Grinding Machine Grinding Machine Study!
What about combining milling and grinding?
Grinding, of course, is typically thought of as a finishing operation. Milling is more about removing a stock envelope. In many plants, these two operations are performed in different locations. In an even larger number of plants, they are performed by different employees who have different skills. Combining the two operations would not seem to be an obvious choice.
For particularly large parts,such as jaw crusher,grinding mill,stone crusher,milling machine,rock crusher,crusher etc. Mr. Stine says that the range of potential operations expands to include turning. A rotary table that can turn at 70 rpm can deliver 1,500 sfm of cutting speed to a turning tool that cuts at a diameter of 7 feet. This is exactly the solution that GE Gas Turbines (Greenville, South Carolina) adopted for machining large turbine wheels. Parts that used to be machined on a grinder, a vertical lathe and a boring mill now receive all of this machining on one Magerle machine tool. The change saves about 6 hours of setup time and 2 days of queue time, according to engineers at the plant. Overall, there has been a 30 percent cycle time reduction.

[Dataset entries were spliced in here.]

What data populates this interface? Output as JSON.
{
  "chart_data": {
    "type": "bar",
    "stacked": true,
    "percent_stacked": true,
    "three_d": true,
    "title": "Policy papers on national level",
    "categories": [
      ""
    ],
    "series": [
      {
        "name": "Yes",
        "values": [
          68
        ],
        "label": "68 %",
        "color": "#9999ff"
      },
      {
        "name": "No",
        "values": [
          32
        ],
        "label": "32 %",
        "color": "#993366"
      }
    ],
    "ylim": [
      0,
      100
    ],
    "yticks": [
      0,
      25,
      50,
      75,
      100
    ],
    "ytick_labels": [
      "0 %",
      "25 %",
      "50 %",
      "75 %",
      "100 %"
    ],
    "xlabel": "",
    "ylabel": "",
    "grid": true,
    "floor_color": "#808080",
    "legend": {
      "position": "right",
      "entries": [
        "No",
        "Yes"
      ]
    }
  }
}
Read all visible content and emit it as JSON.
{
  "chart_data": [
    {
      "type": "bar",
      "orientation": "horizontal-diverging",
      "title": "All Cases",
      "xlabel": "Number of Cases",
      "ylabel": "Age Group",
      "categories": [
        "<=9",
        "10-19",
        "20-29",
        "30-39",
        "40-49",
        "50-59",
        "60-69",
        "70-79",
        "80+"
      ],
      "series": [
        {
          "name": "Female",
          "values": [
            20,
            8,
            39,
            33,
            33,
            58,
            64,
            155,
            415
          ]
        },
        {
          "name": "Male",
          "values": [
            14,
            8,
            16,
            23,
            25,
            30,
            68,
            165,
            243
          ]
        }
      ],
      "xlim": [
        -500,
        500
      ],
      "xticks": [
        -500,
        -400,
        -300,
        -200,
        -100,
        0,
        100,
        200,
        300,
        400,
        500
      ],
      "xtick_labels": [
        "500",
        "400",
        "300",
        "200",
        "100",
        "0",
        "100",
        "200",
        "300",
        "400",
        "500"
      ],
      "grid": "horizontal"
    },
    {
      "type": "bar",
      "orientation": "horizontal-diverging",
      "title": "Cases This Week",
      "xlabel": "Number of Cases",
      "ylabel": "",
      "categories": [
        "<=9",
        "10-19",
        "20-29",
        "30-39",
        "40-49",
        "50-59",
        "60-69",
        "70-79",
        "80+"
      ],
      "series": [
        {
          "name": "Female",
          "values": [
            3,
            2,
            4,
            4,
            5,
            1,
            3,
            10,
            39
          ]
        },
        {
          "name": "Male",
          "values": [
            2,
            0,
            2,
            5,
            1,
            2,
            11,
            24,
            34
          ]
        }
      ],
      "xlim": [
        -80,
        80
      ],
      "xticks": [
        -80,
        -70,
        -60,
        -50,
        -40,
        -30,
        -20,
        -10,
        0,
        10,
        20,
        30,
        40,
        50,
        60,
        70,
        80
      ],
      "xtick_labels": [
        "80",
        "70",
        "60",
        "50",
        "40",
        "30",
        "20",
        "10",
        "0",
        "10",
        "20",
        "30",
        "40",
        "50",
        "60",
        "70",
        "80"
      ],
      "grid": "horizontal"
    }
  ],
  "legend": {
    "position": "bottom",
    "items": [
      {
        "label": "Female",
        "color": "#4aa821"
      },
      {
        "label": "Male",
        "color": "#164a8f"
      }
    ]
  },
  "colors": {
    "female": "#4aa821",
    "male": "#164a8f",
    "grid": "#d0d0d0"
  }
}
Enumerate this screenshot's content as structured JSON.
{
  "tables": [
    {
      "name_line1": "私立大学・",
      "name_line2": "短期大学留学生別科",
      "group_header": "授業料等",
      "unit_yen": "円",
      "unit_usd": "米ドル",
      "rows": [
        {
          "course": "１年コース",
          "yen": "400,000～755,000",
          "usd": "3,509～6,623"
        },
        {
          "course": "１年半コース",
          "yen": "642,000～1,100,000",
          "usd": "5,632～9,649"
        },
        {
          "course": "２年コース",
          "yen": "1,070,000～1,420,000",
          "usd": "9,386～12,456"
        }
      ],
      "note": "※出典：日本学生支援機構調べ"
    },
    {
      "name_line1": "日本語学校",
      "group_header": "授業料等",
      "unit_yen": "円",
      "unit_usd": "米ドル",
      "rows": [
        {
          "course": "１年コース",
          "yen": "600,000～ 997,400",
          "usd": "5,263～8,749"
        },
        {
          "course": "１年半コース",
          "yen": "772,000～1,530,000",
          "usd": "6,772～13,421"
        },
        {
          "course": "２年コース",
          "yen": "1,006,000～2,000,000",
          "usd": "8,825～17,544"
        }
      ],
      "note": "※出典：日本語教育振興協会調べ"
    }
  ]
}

However, certain profile grinding machines have developed in the direction of this type of multitasking, even when combining operations was not necessarily the goal. The MFP-TC grinding machine pictured, from Magerle (represented in the United States by United Grinding Technologies, Miamisburg, Ohio), provides an example. To support an increasing role for creep-feed grinding (a higher-metal-removal rate process than grinding just for finish), this machine features a powerful spindle and stiff hydrostatic ways. Further, because wheel types such as conventional abrasive, plated CBN and vitrified CBN all excel in different applications, the machine has been equipped with the capability to store different wheels and automatically switch between them.
This latter feature relies on proven technology. Specifically, it relies on a toolchange arm like that of a machining center, along with toolholders (or wheelholders in this case) that use the HSK interface of a machining center’s toolholders. Taken together, this machine’s tool changing, spindle power and rigidity produce the equivalent of a highly capable machining center. Precise heavy milling can be performed on this machine, and milling and drilling tools can be stored in the tool magazine alongside the grinding wheels.